How virtual credit cards make managing recurring software easier
Virtual credit cards are a great way to empower employees (or departments) to make purchases without issuing a physical credit card. You can quickly issue them and shut them down like you would a regular account. Employees also won’t run the risk of losing the card, which could expose the company to potential fraud.
They offer another benefit beyond ease of use—they can also help make your expense management a little less chaotic. One of the most predictable expenses for startups is recurring software subscriptions since startups today can run very efficiently on a suite of online tools built on cloud services. =
There are cloud services for just about everything—from task management to customer service to design software—and they typically carry with them predictable monthly fees. Instead of using one (or a handful) of general-use credit cards, employees can use virtual cards for particular uses. One of the best use cases is to manage predictable recurring expenses like software subscriptions.
How do virtual credit cards work with recurring software?
Virtual credit cards operate pretty much the same way as a credit card. Your company will issue credit card credentials that you’ll need to make online purchases. But rather than having to read a number off a piece of plastic, you can quickly generate several different virtual credit cards for online purchases. You’ll get a number, an expiration date, and all the other credentials you’ll need.
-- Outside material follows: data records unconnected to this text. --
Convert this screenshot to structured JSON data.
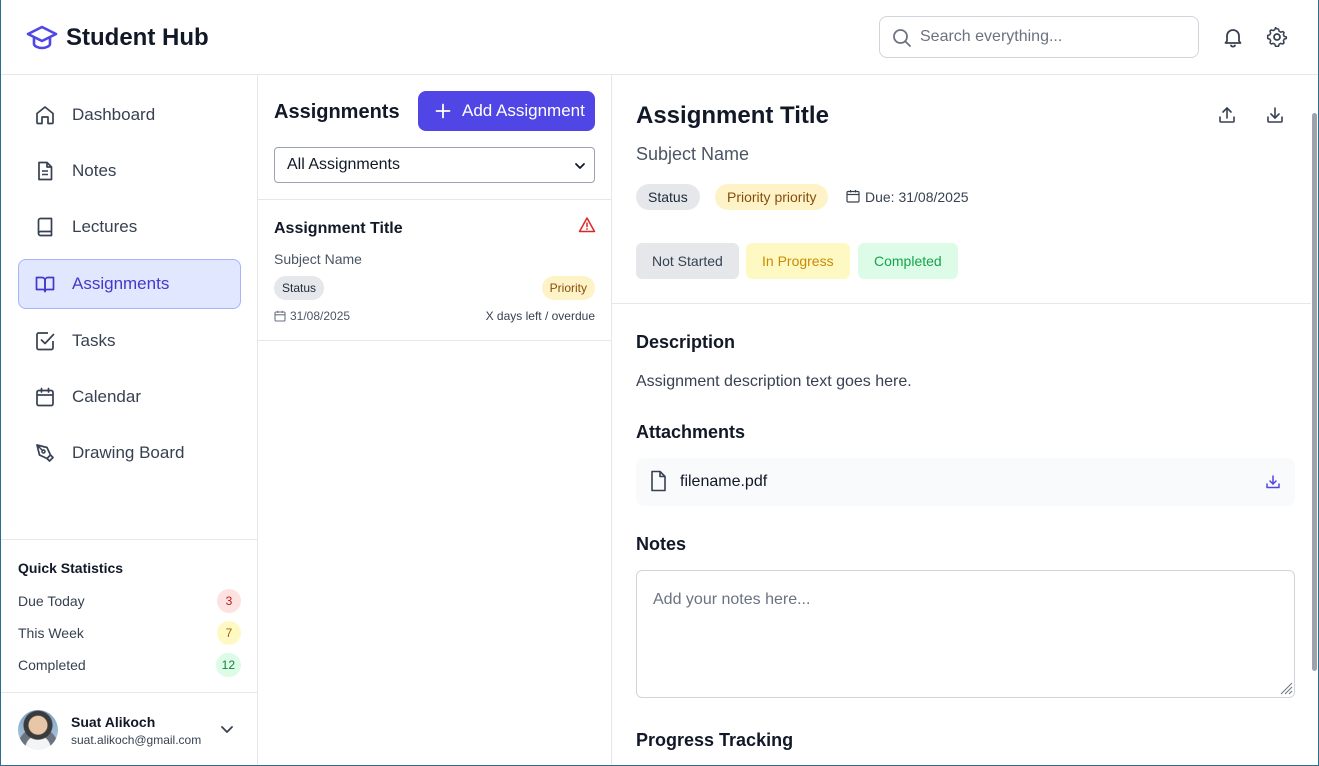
{
  "app": {
    "title": "Student Hub",
    "brand_color": "#4f46e5"
  },
  "header": {
    "search_placeholder": "Search everything...",
    "icons": [
      "search-icon",
      "bell-icon",
      "gear-icon"
    ]
  },
  "sidebar": {
    "items": [
      {
        "label": "Dashboard",
        "icon": "home-icon",
        "active": false
      },
      {
        "label": "Notes",
        "icon": "file-text-icon",
        "active": false
      },
      {
        "label": "Lectures",
        "icon": "book-icon",
        "active": false
      },
      {
        "label": "Assignments",
        "icon": "book-open-icon",
        "active": true
      },
      {
        "label": "Tasks",
        "icon": "check-square-icon",
        "active": false
      },
      {
        "label": "Calendar",
        "icon": "calendar-icon",
        "active": false
      },
      {
        "label": "Drawing Board",
        "icon": "pen-tool-icon",
        "active": false
      }
    ],
    "stats": {
      "title": "Quick Statistics",
      "rows": [
        {
          "label": "Due Today",
          "count": "3",
          "bg": "#fee2e2",
          "fg": "#b91c1c"
        },
        {
          "label": "This Week",
          "count": "7",
          "bg": "#fef9c3",
          "fg": "#a16207"
        },
        {
          "label": "Completed",
          "count": "12",
          "bg": "#dcfce7",
          "fg": "#15803d"
        }
      ]
    },
    "user": {
      "name": "Suat Alikoch",
      "email": "suat.alikoch@gmail.com"
    }
  },
  "list": {
    "title": "Assignments",
    "add_label": "Add Assignment",
    "filter_selected": "All Assignments",
    "card": {
      "title": "Assignment Title",
      "subject": "Subject Name",
      "status": "Status",
      "priority": "Priority",
      "date": "31/08/2025",
      "days": "X days left / overdue"
    }
  },
  "detail": {
    "title": "Assignment Title",
    "subject": "Subject Name",
    "status": "Status",
    "priority": "Priority priority",
    "due": "Due: 31/08/2025",
    "status_buttons": [
      {
        "label": "Not Started",
        "bg": "#e5e7eb",
        "fg": "#374151"
      },
      {
        "label": "In Progress",
        "bg": "#fef9c3",
        "fg": "#ca8a04"
      },
      {
        "label": "Completed",
        "bg": "#dcfce7",
        "fg": "#16a34a"
      }
    ],
    "description_title": "Description",
    "description": "Assignment description text goes here.",
    "attachments_title": "Attachments",
    "attachment_name": "filename.pdf",
    "notes_title": "Notes",
    "notes_placeholder": "Add your notes here...",
    "progress_title": "Progress Tracking"
  }
}
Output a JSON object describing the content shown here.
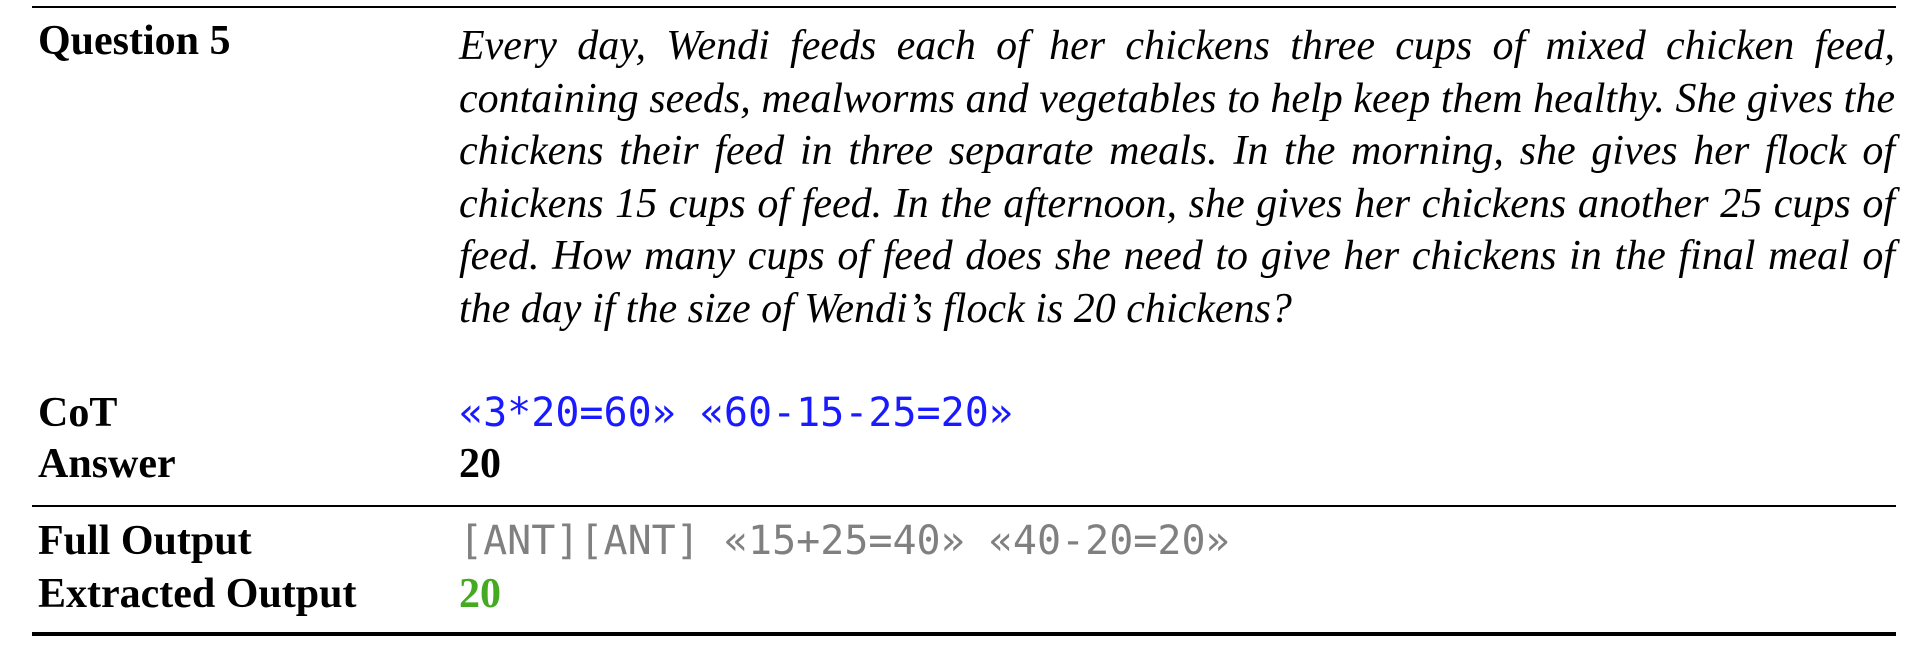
{
  "question": {
    "label": "Question 5",
    "text": "Every day, Wendi feeds each of her chickens three cups of mixed chicken feed, containing seeds, mealworms and vegetables to help keep them healthy. She gives the chickens their feed in three separate meals. In the morning, she gives her flock of chickens 15 cups of feed. In the afternoon, she gives her chickens another 25 cups of feed. How many cups of feed does she need to give her chickens in the final meal of the day if the size of Wendi’s flock is 20 chickens?"
  },
  "cot": {
    "label": "CoT",
    "value": "«3*20=60» «60-15-25=20»"
  },
  "answer": {
    "label": "Answer",
    "value": "20"
  },
  "full_output": {
    "label": "Full Output",
    "value": "[ANT][ANT] «15+25=40» «40-20=20»"
  },
  "extracted_output": {
    "label": "Extracted Output",
    "value": "20"
  },
  "colors": {
    "cot": "#1a1aff",
    "full_output": "#808080",
    "extracted_output": "#44aa22"
  }
}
Companies may also set custom limits for virtual credit cards. That means your limit could be as high as an office coordinator planning a party, down to one employee managing a few subscriptions. So it makes it easier to set up specific cards to manage set costs like recurring software.
Employees can get access to virtual credit cards with specific limits to manage a variety of software expenses. For example, managers can issue a virtual card just for managing expenses for design software like Figma or Adobe if a designer needs it. Rather than giving an employee carte blanche to decide how to manage the expense, they can set very clear limits for costs—like the type of subscription or the number of seats.
Why should you silo your SaaS expenses on virtual credit cards?
Virtual credit cards are obviously there to make your team’s life a little bit easier. So the last thing you want to do is let those expenses get out of control by issuing way too many virtual credit cards.
That being said, most companies are going to have very predictable expenses. You’re probably going to pay for G Suite, communications tools like Slack, and any other specific software you may need for your business. Ecommerce companies may need Shopify, while software startups may need Amazon cloud services.
A virtual credit card can also limit the risk of the wrong people getting access to that credit card. Managers can keep the limits as low as necessary and can shut them down if they see any expense beyond the designated software. You could literally just designate a virtual credit card as your G Suite card, though you’ll probably want to make things a little more organized.
Virtual credit card benefits go beyond managing recurring software expenses
There are plenty of other great use cases for virtual credit cards, such as when you’re working with third parties, have major one-off online expenses while planning an offsite, or just trying to simplify your costs across a variety of functions. They offer a way to simplify your expense management process while providing additional layers of protection.